Reuters/Oswego County Sheriff's Department
Reuters/Oswego County Sheriff's Department

Darron Delon Dennis Wint, a Guyana native accused of the gruesome multiple murders on May 14 of a Washington, D.C. couple, their 10-year-old son, and the housekeeper, will be taken into custody by U.S. Immigration and Customs Enforcement (ICE) once he is released from jail, where he has been ordered confined by a judge.

If he is convicted, ICE would grab him after his sentence is completed; immigration courts would consider deporting him.

ICE spokeswoman Carissa Cutrell said ICE acknowledged Wint is a lawful permanent resident of the United States, and thus holds a green card, but Cutrell would not comment on whether ICE had issued prior detainers for Wint.

Wint, who had been convicted of assault more than once before the slayings of Savvas Savopouloses and his family in May, remains the only person charged with their brutal murders, in which they were beaten and stabbed before their multi-million dollar house was burned. Wint was found after a massive manhunt in late May.
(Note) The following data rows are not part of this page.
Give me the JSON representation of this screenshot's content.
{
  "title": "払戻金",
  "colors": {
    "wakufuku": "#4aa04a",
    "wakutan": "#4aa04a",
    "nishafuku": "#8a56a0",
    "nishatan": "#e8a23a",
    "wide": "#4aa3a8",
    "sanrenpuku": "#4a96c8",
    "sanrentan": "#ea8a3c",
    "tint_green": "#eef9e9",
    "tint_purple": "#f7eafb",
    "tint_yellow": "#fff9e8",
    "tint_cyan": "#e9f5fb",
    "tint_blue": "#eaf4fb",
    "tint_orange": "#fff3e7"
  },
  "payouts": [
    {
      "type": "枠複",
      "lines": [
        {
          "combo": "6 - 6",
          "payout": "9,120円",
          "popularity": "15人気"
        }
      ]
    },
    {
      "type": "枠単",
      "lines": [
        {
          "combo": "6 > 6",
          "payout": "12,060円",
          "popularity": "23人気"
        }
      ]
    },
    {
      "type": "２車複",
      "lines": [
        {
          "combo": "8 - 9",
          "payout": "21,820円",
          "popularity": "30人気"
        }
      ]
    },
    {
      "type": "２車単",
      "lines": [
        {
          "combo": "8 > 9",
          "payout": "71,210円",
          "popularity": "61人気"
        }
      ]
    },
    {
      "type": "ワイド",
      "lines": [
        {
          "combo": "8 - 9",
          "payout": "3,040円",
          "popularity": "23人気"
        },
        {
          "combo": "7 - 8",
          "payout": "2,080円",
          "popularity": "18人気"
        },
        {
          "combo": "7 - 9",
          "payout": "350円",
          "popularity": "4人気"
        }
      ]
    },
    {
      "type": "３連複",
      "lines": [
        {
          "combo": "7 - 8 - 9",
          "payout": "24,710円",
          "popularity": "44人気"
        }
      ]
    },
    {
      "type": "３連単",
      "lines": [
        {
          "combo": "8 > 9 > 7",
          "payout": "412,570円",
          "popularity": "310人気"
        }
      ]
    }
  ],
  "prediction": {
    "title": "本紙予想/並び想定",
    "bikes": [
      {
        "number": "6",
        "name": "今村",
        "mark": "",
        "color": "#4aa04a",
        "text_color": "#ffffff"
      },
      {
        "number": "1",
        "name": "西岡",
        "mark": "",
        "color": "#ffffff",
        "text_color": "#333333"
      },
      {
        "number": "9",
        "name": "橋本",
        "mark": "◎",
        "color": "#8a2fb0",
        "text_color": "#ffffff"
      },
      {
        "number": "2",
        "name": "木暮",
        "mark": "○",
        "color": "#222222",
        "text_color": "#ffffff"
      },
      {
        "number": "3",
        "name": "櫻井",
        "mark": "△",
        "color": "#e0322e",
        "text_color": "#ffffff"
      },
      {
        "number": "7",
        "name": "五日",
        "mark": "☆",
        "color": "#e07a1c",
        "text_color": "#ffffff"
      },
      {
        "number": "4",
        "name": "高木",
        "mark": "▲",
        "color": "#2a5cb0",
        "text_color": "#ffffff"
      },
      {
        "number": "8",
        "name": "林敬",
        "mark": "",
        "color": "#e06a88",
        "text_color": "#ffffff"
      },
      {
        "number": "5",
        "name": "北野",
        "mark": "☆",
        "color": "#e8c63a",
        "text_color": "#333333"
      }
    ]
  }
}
According to the Washington Times, Syracuse University’s Transactional Records Access Clearinghouse examined ICE data and found that issuing a detainer against a green card holder, as ICE has done with Wint, does not happen often. Perusing through detainers issued by ICE from fiscal year 2008 through the start of fiscal year 2012, the study found that only 3% of detainers were issued against green card holders out of 950,000 total detainers that ICE issued. According to the Department of Homeland Security, 13.3 million green card holders resided in the U.S. in 2012.

Meanwhile, police are targeting a driver for Savapoulos who had informed them he brought $40,000 in cash to the mansion where they were held hostage. When the police searched his car, they found a laptop computer, external hard drives, two backpacks, and his passport.